Liu was distinctive for combining intellectual writing and political activism in three major contributions to China’s democracy movement, said Link:

  • Charter 08: providing a third way alternative to accepting the status quo or supporting the CCP’s ‘liberal’ wing;
  • Taking a principled moral stand in the face of acute repression in a manner comparable to dissidents such as Vaclav Havel;
  • Anticipating the toxic global influence of an authoritarian China

“Liu’s mature ideas, as shown in Charter 08 and elsewhere, opened a third new alternative for modern China—one that transcends the standard dichotomy between ‘moderate’ and ‘conservative’ wings of the Chinese Communist Party, which for nearly seventy years had been the only alternatives the Chinese people had been able to regard as possible,” said Link, author of an essential collection of Liu’s writing (above).

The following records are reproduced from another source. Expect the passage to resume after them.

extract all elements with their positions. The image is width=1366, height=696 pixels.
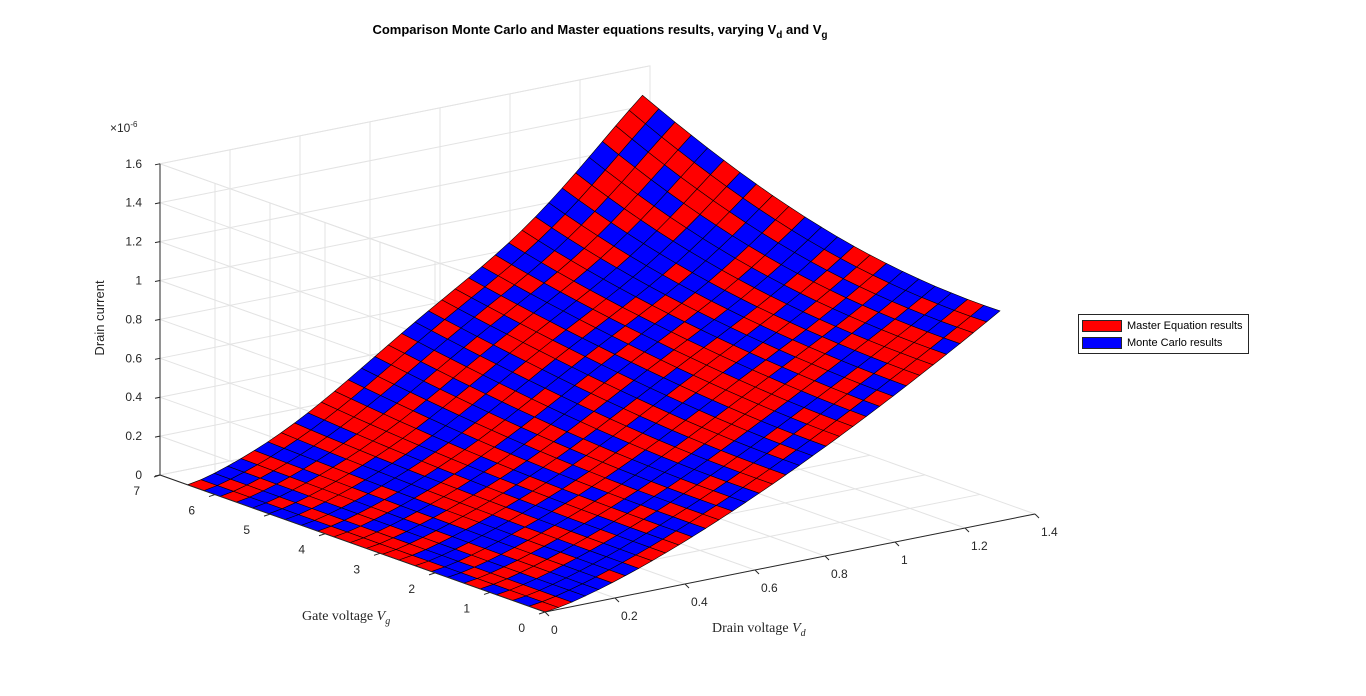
legend-swatch-red: [1082, 319, 1122, 332]
x-tick-label: 0.8: [831, 567, 848, 581]
legend-entry-master-equation: Master Equation results: [1082, 317, 1243, 334]
legend-label-monte-carlo: Monte Carlo results: [1127, 336, 1223, 349]
z-tick-label: 0.2: [125, 429, 142, 443]
x-tick-label: 0.2: [621, 609, 638, 623]
z-tick-label: 0.8: [125, 312, 142, 326]
z-tick-mark: [154, 357, 161, 360]
y-tick-label: 3: [353, 562, 360, 576]
z-tick-label: 1.2: [125, 235, 142, 249]
y-tick-label: 2: [408, 582, 415, 596]
x-axis-label: Drain voltage Vd: [712, 621, 807, 639]
chart-title: Comparison Monte Carlo and Master equati…: [372, 22, 828, 41]
x-tick-mark: [754, 569, 760, 575]
y-tick-label: 0: [518, 621, 525, 635]
x-tick-label: 0: [551, 623, 558, 637]
legend-entry-monte-carlo: Monte Carlo results: [1082, 334, 1243, 351]
z-tick-mark: [154, 163, 161, 166]
y-tick-mark: [483, 591, 491, 595]
z-tick-label: 0.6: [125, 351, 142, 365]
x-tick-mark: [614, 597, 620, 603]
x-tick-label: 1.2: [971, 539, 988, 553]
tick-labels: 0 0.2 0.4 0.6 0.8 1 1.2 1.4 0 1 2 3 4 5 6 7 0 0.2 0.4 0.6 0.…: [125, 157, 1058, 637]
z-tick-label: 1: [135, 274, 142, 288]
axis-labels: Drain voltage Vd Gate voltage Vg Drain c…: [92, 120, 807, 639]
y-tick-label: 1: [463, 601, 470, 615]
z-tick-label: 1.4: [125, 196, 142, 210]
x-tick-label: 0.6: [761, 581, 778, 595]
x-tick-mark: [964, 527, 970, 533]
x-tick-label: 1: [901, 553, 908, 567]
z-tick-label: 1.6: [125, 157, 142, 171]
y-tick-mark: [318, 533, 326, 537]
grid-z-back: [159, 65, 651, 165]
y-tick-mark: [263, 513, 271, 517]
y-axis-line: [159, 474, 546, 613]
z-tick-mark: [154, 396, 161, 399]
y-tick-mark: [373, 552, 381, 556]
y-tick-mark: [208, 494, 216, 498]
x-tick-mark: [824, 555, 830, 561]
z-tick-mark: [154, 474, 161, 477]
x-tick-mark: [894, 541, 900, 547]
y-tick-label: 5: [243, 523, 250, 537]
x-axis-line: [544, 513, 1036, 613]
z-exponent-label: ×10-6: [110, 120, 138, 135]
legend-label-master-equation: Master Equation results: [1127, 319, 1243, 332]
legend-swatch-blue: [1082, 336, 1122, 349]
z-tick-label: 0: [135, 468, 142, 482]
y-tick-label: 6: [188, 504, 195, 518]
surface: [186, 94, 1001, 613]
y-tick-label: 4: [298, 543, 305, 557]
x-tick-label: 1.4: [1041, 525, 1058, 539]
z-tick-mark: [154, 202, 161, 205]
z-tick-mark: [154, 435, 161, 438]
y-tick-label: 7: [133, 484, 140, 498]
grid-z-back: [159, 104, 651, 204]
grid-z-back: [159, 143, 651, 243]
y-tick-mark: [428, 572, 436, 576]
legend[interactable]: Master Equation results Monte Carlo resu…: [1078, 314, 1249, 354]
x-tick-label: 0.4: [691, 595, 708, 609]
z-tick-mark: [154, 280, 161, 283]
y-axis-label: Gate voltage Vg: [302, 609, 390, 627]
x-tick-mark: [684, 583, 690, 589]
z-tick-mark: [154, 318, 161, 321]
x-tick-mark: [1034, 513, 1040, 519]
z-tick-label: 0.4: [125, 390, 142, 404]
y-tick-mark: [538, 611, 546, 615]
z-tick-mark: [154, 241, 161, 244]
z-axis-label: Drain current: [92, 280, 107, 356]
x-tick-mark: [544, 611, 550, 617]
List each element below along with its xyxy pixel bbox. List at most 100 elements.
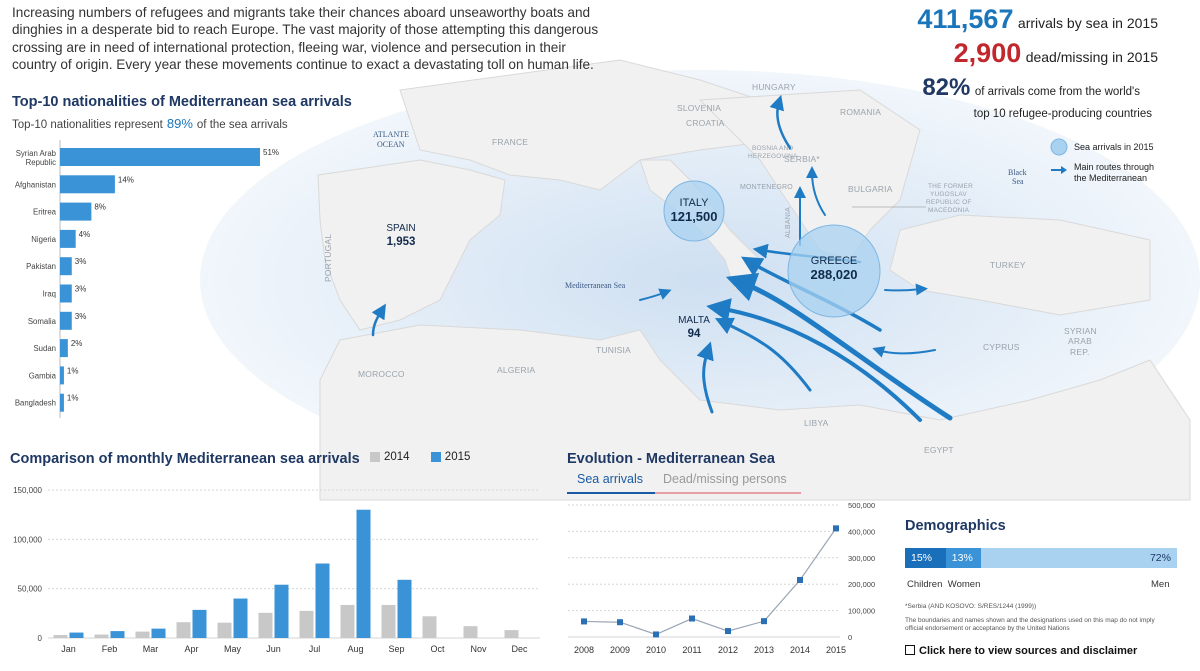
legend-label-2015: 2015	[444, 451, 471, 463]
route-arrow	[696, 341, 714, 414]
demographics-title: Demographics	[905, 518, 1006, 534]
top10-category-label: Republic	[26, 158, 56, 167]
country-label: HUNGARY	[752, 82, 796, 92]
evolution-xtick-label: 2011	[682, 645, 701, 655]
arrivals-stat: 411,567 arrivals by sea in 2015	[917, 4, 1158, 35]
country-label: SLOVENIA	[677, 103, 721, 113]
top10-category-label: Eritrea	[33, 208, 57, 217]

“Liu Xiaobo’s contribution to democracy was monumental, and his analysis of Chinese politics and society – and his warnings about the danger to the world of a rising and dictatorial China remain profoundly relevant,” said NED president Carl Gershman (above, third left) . He possessed a moral authority that his persecutors can only envy and probably did more to promote harmony than any other individual since the start of the millennium, he has noted, adding that “with Charter 08, Liu tirelessly pushed for political change by asking the state to live up to its own laws and obligations,” he added.

Citizen efforts to hold leaders accountable, evident in the lodging of grievances as well as social unrest, give the lie to proponents of the China model who claim that the country’s people want only material benefits and care nothing for liberty, Xiaorong Li (left) told the NED forum, held in conjunction with a parallel commemoration held by the Taiwan Democracy Foundation.

“We need a meeting of minds to ask the hard questions about the future of China,” she said, including “Why are the leaders of a superpower like China so afraid of Liu that they feel the need to obliterate him?”

There is a strength-weakness paradox at the heart of China’s ruling Communist Party, said Columbia Universitys Andrew Nathan (above, second left). Despite its repressive capacity and its success in delivering economic growth, the CCP knows that a series of events – from the Tiananmen uprising and the Soviet collapse to current widespread social unrest, Hong Kong’s Umbrella Movement and Taiwan’s Sunflower movement all demonstrate that the political order is inherently fragile and vulnerable, he added.

There is a further structural factor underpinning the regime’s fragile legitimacy: it is based on a vanguard party which represents only 6% of the population, said Nathan.